Decentralized Strategies for Backward Linear-Quadratic Mean Field Games and Teams

TL;DR

This paper introduces a novel class of linear-quadratic mean field games and teams involving weakly coupled backward stochastic differential equations, deriving explicit feedback strategies through Riccati equations and numerical simulations.

Contribution

It develops a new framework for mean field games with backward SDEs, providing explicit feedback strategies via Riccati equations and demonstrating the approach with numerical examples.

Findings

Derived a Hamiltonian system as a coupled FBSDE

Decoupled the system to obtain feedback strategies

Validated results with numerical simulation

Abstract

This paper studies a new class of linear-quadratic mean field games and teams problem, where the large-population system satisfies a class of $N$ weakly coupled linear backward stochastic differential equations (BSDEs), and $z_i$ (a part of solution of BSDE) enter the state equations and cost functionals.
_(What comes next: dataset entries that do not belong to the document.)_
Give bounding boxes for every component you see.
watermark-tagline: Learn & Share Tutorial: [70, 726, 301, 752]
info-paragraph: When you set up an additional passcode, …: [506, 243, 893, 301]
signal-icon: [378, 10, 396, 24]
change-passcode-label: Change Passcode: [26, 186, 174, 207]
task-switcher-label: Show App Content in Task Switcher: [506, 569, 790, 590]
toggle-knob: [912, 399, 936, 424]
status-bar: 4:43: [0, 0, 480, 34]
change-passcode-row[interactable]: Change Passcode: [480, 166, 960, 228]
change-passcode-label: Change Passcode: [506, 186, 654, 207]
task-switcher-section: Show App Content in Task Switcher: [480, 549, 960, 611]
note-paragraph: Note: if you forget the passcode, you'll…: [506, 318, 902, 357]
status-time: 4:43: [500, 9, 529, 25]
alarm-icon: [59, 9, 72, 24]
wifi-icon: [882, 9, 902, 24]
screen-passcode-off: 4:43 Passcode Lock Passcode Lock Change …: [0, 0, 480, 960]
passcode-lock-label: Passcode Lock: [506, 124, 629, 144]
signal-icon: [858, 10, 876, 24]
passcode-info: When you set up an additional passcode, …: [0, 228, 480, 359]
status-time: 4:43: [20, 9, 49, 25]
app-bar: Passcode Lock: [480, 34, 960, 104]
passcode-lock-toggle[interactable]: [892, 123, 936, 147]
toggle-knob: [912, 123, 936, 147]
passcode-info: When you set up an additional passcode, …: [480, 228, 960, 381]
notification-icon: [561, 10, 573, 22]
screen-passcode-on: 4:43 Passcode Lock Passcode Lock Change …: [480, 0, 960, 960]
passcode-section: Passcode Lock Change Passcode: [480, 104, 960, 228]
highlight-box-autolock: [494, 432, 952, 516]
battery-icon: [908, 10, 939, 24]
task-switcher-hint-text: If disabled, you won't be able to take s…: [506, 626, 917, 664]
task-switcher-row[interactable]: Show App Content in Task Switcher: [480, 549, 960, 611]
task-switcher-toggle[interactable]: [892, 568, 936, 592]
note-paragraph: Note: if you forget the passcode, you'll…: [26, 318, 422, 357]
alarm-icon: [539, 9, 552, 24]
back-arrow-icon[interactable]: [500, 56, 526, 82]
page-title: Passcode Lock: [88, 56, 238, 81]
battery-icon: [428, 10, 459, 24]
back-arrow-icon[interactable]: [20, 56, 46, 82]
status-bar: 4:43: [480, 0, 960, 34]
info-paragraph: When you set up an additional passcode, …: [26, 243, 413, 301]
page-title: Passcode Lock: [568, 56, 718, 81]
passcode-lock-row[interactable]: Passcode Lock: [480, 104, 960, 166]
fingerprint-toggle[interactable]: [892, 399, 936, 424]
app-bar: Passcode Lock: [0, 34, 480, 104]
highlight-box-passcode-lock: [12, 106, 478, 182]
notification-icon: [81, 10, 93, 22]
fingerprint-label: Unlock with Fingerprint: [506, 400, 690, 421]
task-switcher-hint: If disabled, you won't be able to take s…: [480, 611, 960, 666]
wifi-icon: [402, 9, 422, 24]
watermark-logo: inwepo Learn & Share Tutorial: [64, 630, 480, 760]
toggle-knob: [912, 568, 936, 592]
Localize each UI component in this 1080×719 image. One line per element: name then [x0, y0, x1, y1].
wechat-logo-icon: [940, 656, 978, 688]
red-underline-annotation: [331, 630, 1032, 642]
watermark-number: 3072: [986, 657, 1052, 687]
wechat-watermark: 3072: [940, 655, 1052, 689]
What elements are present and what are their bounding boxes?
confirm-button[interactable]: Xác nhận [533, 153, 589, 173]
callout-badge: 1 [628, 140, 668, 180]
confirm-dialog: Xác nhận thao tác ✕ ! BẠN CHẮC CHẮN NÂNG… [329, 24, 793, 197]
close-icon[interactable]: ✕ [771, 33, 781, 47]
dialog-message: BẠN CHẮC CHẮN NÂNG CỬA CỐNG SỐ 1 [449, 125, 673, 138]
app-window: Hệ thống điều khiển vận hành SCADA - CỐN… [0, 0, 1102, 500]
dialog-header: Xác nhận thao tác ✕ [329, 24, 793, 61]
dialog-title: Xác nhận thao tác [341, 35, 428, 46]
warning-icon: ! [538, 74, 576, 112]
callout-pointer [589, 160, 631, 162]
By virtue of stochastic maximum principle and optimal filter technique, we obtain a Hamiltonian system first, which is a fully coupled forward-backward stochastic differential equation (FBSDE). Decoupling the Hamiltonian system, we derive a feedback form optimal strategy by introducing Riccati equations, stochastic differential equation (SDE) and BSDE. Finally, we provide a numerical example to simulate our results.